Scendendo verso il "Sassolungo" possiamo visitare la Chiesa Parrocchiale dedicata a Santa Maria Assunta, di origini remote, ampliata in epoche diverse restaurata dopo il terremoto del 1920. Gli affreschi che ornano il soffitto sono opera di Pellegrino Lamberti; degni di nota un quadro dell'Assunta e due ovali ai lati dell'altare maggiore. L'organo, recentemente restaurato con cura, è opera del Crudeli, valente organaro lucchese del 1600; nella sacrestia si conservano ricchi parametri sacri, una croce astile di argento massiccio come un tutibolo, pregevoli opere del 500.
Tornando poi a ritroso verso il parcheggio, sostiamo un attimo nella Corte, oggi piazza Pietro Barsanti a ricordare il giovane martire Repubblicano che qui ebbe i natali e poi dal piazzale "A. Mei" saliamo la ruga di San Rocco e visitiamo l'oratorio del 1500, dove si conservano alcuni quadri di Santi e gli antichi "segni" della Compagnia, anch'essa con più di 450 anni di vita.

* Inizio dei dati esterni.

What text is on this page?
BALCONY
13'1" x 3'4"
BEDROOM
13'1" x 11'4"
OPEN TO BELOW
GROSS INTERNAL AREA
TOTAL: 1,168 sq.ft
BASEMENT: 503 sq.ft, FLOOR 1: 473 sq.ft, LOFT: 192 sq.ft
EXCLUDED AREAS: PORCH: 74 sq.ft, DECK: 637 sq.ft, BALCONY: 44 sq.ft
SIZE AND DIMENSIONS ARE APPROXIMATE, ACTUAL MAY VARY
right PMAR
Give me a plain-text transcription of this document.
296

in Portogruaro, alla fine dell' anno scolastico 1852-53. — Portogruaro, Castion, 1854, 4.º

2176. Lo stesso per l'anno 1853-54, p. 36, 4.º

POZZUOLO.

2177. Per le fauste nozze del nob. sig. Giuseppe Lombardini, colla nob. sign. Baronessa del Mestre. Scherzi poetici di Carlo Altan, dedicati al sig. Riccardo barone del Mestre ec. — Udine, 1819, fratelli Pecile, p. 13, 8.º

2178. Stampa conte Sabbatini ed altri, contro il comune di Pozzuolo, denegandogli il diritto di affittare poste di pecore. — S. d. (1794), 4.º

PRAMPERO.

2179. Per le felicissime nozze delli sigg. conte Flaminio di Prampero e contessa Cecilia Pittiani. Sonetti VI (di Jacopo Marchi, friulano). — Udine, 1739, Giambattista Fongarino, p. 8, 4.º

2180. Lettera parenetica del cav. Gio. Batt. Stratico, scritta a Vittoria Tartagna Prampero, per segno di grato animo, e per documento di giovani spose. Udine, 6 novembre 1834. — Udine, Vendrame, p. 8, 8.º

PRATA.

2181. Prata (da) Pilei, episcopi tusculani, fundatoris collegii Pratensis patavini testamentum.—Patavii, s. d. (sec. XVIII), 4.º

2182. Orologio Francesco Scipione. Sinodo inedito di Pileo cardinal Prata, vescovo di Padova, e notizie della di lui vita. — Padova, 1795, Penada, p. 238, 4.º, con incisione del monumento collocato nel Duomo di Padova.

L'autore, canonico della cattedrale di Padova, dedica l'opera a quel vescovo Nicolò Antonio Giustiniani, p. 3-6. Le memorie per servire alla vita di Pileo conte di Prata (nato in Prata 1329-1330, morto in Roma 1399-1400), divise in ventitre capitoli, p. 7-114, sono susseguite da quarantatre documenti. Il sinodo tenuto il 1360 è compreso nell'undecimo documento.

Una bella passeggiata tra il verde dei boschi, di poco più di un chilometro, porta all'oratorio di San Bartolomeo, chiesetta romanica contaminata da vari restauri e rifacimenti. Un ampio panorama che spazia a tutto campo nella Valle del Serchio si può ammirare salendo, dal Fondovalle, fino a Terzone, antico borgo dove si conservano i resti di un oratorio romanico dedicato a San Quirico.